A well-made commercial project costs office time. A project without proper design costs construction-site time, and that is truly expensive. EZA has spent more than 35 years in Criciúma making this kind of math add up before the first brick. If you have a plot of land, a commercial space or an expansion in mind, talk to us on WhatsApp (48) 99191-2018 or by e-mail at [email protected]. We sit down, look at the use you need to give the space and design the project to work, not just to get approved by city hall.

Frequently asked questions

How long does it take to develop a commercial project design?
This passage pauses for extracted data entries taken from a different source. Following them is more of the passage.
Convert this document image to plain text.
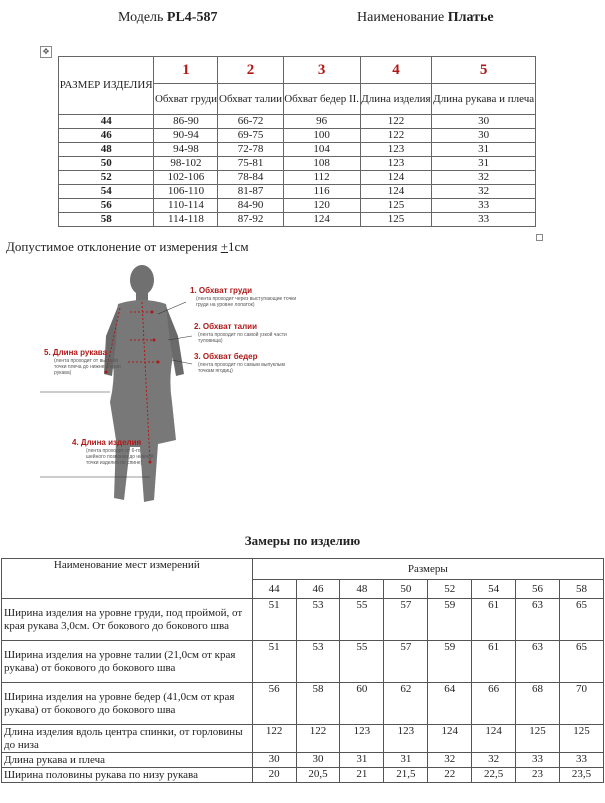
Модель PL4-587	Наименование Платье
✥
РАЗМЕР ИЗДЕЛИЯ	1	2	3	4	5
	Обхват груди	Обхват талии	Обхват бедер II.	Длина изделия	Длина рукава и плеча
44	86-90	66-72	96	122	30
46	90-94	69-75	100	122	30
48	94-98	72-78	104	123	31
50	98-102	75-81	108	123	31
52	102-106	78-84	112	124	32
54	106-110	81-87	116	124	32
56	110-114	84-90	120	125	33
58	114-118	87-92	124	125	33
Допустимое отклонение от измерения +1см
1. Обхват груди
(лента проходит через выступающие точки груди на уровне лопаток)
2. Обхват талии
(лента проходит по самой узкой части туловища)
3. Обхват бедер
(лента проходит по самым выпуклым точкам ягодиц)
5. Длина рукава
(лента проходит от высшей точки плеча до нижнего края рукава)
4. Длина изделия
(лента проходит от 6-го шейного позвонка до нижней точки изделия по спине)
Замеры по изделию
Наименование мест измерений	Размеры							
	44	46	48	50	52	54	56	58
Ширина изделия на уровне груди, под проймой, от края рукава 3,0см. От бокового до бокового шва	51	53	55	57	59	61	63	65
Ширина изделия на уровне талии (21,0см от края рукава) от бокового до бокового шва	51	53	55	57	59	61	63	65
Ширина изделия на уровне бедер (41,0см от края рукава) от бокового до бокового шва	56	58	60	62	64	66	68	70
Длина изделия вдоль центра спинки, от горловины до низа	122	122	123	123	124	124	125	125
Длина рукава и плеча	30	30	31	31	32	32	33	33
Ширина половины рукава по низу рукава	20	20,5	21	21,5	22	22,5	23	23,5
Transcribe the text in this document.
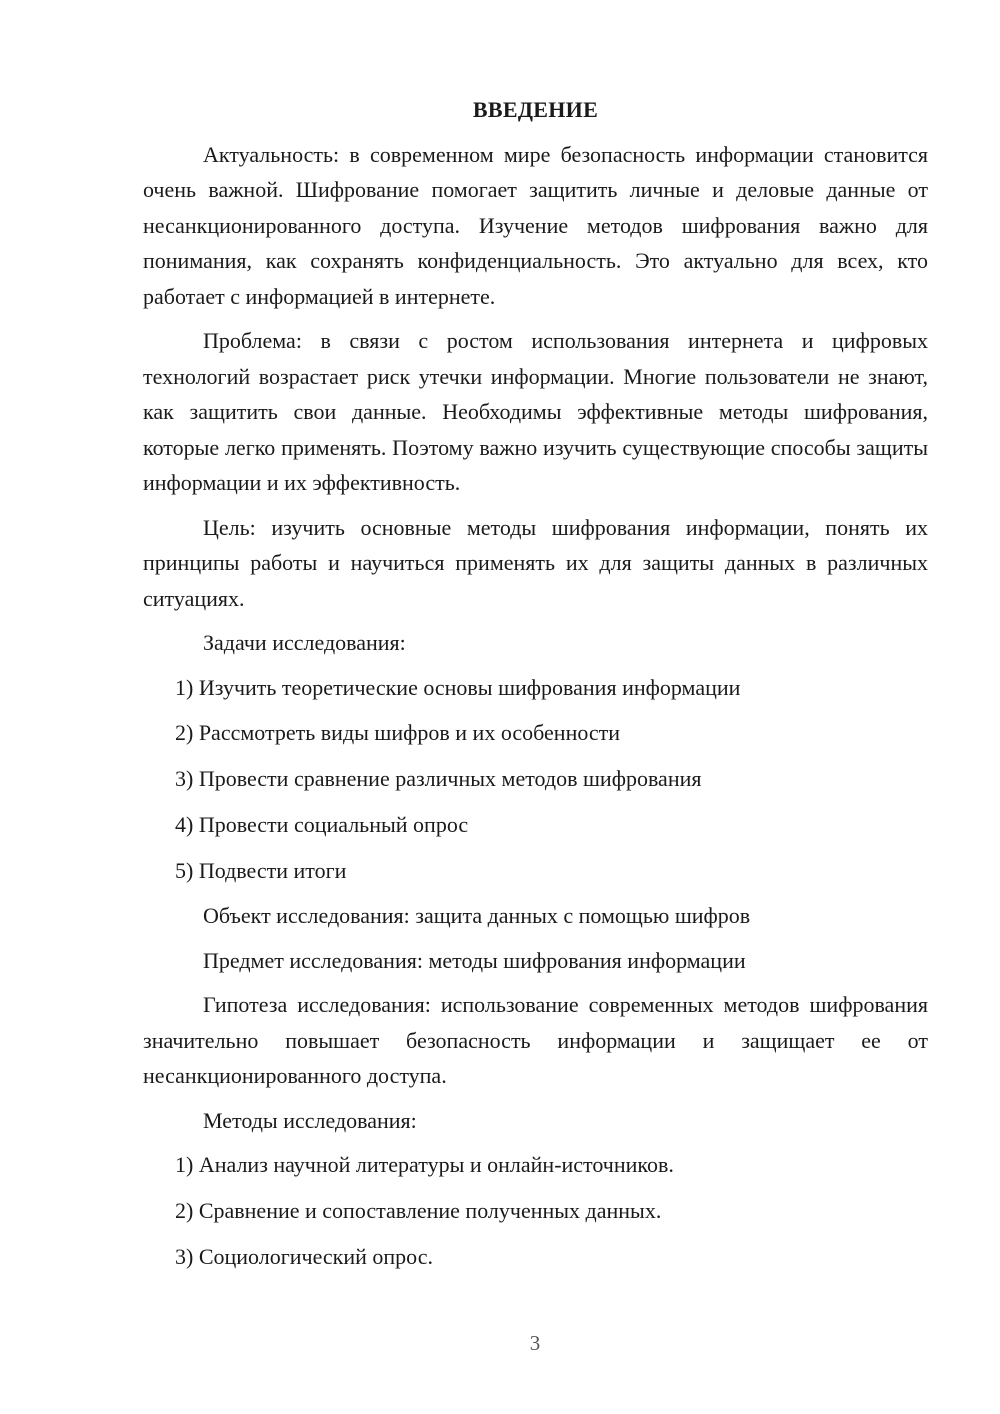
ВВЕДЕНИЕ

Актуальность: в современном мире безопасность информации становится очень важной. Шифрование помогает защитить личные и деловые данные от несанкционированного доступа. Изучение методов шифрования важно для понимания, как сохранять конфиденциальность. Это актуально для всех, кто работает с информацией в интернете.

Проблема: в связи с ростом использования интернета и цифровых технологий возрастает риск утечки информации. Многие пользователи не знают, как защитить свои данные. Необходимы эффективные методы шифрования, которые легко применять. Поэтому важно изучить существующие способы защиты информации и их эффективность.

Цель: изучить основные методы шифрования информации, понять их принципы работы и научиться применять их для защиты данных в различных ситуациях.

Задачи исследования:
1) Изучить теоретические основы шифрования информации
2) Рассмотреть виды шифров и их особенности
3) Провести сравнение различных методов шифрования
4) Провести социальный опрос
5) Подвести итоги
Объект исследования: защита данных с помощью шифров
Предмет исследования: методы шифрования информации

Гипотеза исследования: использование современных методов шифрования значительно повышает безопасность информации и защищает ее от несанкционированного доступа.

Методы исследования:
1) Анализ научной литературы и онлайн-источников.
2) Сравнение и сопоставление полученных данных.
3) Социологический опрос.
3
It depends on the size and complexity of the systems, but for a mid-sized store or commercial space EZA usually takes three to six weeks between survey, architecture, coordination and complementary designs. Clinics and restaurants, which have more technical systems, may take a little longer. The design timeline is always shorter than the time it saves on the construction site.

Can you start construction and adjust the design along the way?

It can be done, and it's what a lot of people do to try to save time. In practice it's usually the opposite: every adjustment made while the project is underway leads to demolition, rework and a bricklayer standing idle waiting for a decision. EZA prefers to finalize the design before raising the first wall, even if that seems slower at the start.

Does EZA only do the design or does it deliver the complete project?

EZA delivers both ends with in-house engineering, from design to execution. This avoids the common problem of one office designing and another company building without properly talking to each other. Whoever designed it knows exactly how it will be built, and whoever builds it knows why each detail of the design was conceived that way.